"Instantáneamente, en un abrir y cerrar de ojos, certero e inexorable como el Destino, el toro se le vino encima. Antes que él lo vio la gente; más que sentir su cogida, la vio en los ojos espantados de la muchedumbre. El alarido de ésta hizo recular al toro; pero el hombre estaba en el suelo, y fuerte mancha roja cubría uno de los muslos".
En 1915, Eugenio Noel ya describió las cornadas de David Mora, Antonio Nazaré y Jiménez Fortes. Antes que ellos, por supuesto, otros muchos hombres cayeron. Y así, gota a gota, desgarro a desgarro, golpe a golpe, temblor a temblor, la Fiesta ha sobrevivido a través de los siglos. Nada nuevo bajo el sol, sin que esta costumbre reste un ápice de dramatismo a la tragedia. Algunas tardes, Las Ventas se antoja lúgubre, como una masa de adobe y miedo.
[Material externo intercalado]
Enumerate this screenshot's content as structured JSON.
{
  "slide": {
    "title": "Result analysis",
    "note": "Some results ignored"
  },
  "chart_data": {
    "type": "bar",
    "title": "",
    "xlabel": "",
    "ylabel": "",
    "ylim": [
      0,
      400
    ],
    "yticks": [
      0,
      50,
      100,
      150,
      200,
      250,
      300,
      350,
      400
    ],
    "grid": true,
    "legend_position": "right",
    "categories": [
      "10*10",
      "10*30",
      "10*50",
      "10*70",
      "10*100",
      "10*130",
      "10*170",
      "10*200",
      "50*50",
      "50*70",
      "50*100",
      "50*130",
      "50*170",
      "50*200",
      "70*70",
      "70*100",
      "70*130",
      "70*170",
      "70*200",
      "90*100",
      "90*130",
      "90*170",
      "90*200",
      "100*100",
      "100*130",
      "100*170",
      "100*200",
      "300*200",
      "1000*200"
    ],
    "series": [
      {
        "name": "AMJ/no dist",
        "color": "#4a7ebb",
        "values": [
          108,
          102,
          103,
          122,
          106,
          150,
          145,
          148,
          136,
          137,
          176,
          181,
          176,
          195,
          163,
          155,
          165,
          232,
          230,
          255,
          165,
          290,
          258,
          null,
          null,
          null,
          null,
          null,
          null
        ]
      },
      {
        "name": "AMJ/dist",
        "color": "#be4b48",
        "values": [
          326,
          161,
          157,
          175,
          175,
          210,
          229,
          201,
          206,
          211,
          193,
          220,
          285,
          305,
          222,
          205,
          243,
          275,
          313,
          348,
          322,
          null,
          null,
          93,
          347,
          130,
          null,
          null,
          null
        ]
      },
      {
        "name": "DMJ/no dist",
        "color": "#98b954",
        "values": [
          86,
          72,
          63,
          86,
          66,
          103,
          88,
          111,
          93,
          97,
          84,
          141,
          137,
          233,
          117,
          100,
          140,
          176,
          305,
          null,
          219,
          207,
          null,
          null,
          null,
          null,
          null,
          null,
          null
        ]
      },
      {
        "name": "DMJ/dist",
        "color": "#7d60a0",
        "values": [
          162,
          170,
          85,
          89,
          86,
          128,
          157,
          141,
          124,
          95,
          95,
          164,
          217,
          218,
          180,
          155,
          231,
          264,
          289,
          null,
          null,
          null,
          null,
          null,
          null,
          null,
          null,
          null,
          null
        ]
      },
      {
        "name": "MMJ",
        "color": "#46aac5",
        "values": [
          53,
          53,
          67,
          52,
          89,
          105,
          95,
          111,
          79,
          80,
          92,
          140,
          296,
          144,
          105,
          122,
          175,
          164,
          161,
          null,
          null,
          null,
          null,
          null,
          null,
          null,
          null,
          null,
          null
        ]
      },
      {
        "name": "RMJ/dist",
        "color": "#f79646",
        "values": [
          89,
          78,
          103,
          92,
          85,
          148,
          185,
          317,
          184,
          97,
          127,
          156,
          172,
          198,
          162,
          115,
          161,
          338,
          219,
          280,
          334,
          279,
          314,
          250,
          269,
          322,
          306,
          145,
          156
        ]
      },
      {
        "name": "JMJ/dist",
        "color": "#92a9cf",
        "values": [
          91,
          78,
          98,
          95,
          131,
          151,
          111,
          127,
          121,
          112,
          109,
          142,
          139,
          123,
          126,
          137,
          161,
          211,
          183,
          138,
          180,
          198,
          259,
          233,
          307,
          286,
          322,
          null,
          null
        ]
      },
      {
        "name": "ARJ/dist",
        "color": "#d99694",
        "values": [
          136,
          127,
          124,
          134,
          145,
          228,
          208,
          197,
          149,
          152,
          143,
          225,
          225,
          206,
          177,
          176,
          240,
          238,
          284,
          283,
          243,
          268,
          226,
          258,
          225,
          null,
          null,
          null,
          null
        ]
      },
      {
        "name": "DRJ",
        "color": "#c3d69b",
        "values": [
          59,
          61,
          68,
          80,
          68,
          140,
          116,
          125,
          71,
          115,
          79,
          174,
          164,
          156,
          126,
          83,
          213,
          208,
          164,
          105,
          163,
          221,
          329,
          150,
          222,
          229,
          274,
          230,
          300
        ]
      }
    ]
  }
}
En torno a la enfermería de la plaza, a la caída de la tarde, se formó un muro macabro. Cuadrillas, periodistas, curiosos. Con los tres matadores en el hule, la fiesta se había aguado y había que resarcirse con emociones nuevas. El grito dado por la muchedumbre parecía oírse aún por los pasillos del tendido 4. Contaba un viejo matador que para ser torero no se necesitaba corazón, sino tripas y tipo.
Aunque en nuestro mundo aséptico este espectáculo, a veces tenebroso y siempre bárbaro, prácticamente no tiene cabida, la Tauromaquia se alimenta de cornadas. Pronta recuperación, pues, a todos los matadores heridos, con la gratitud y admiración de los aficionados.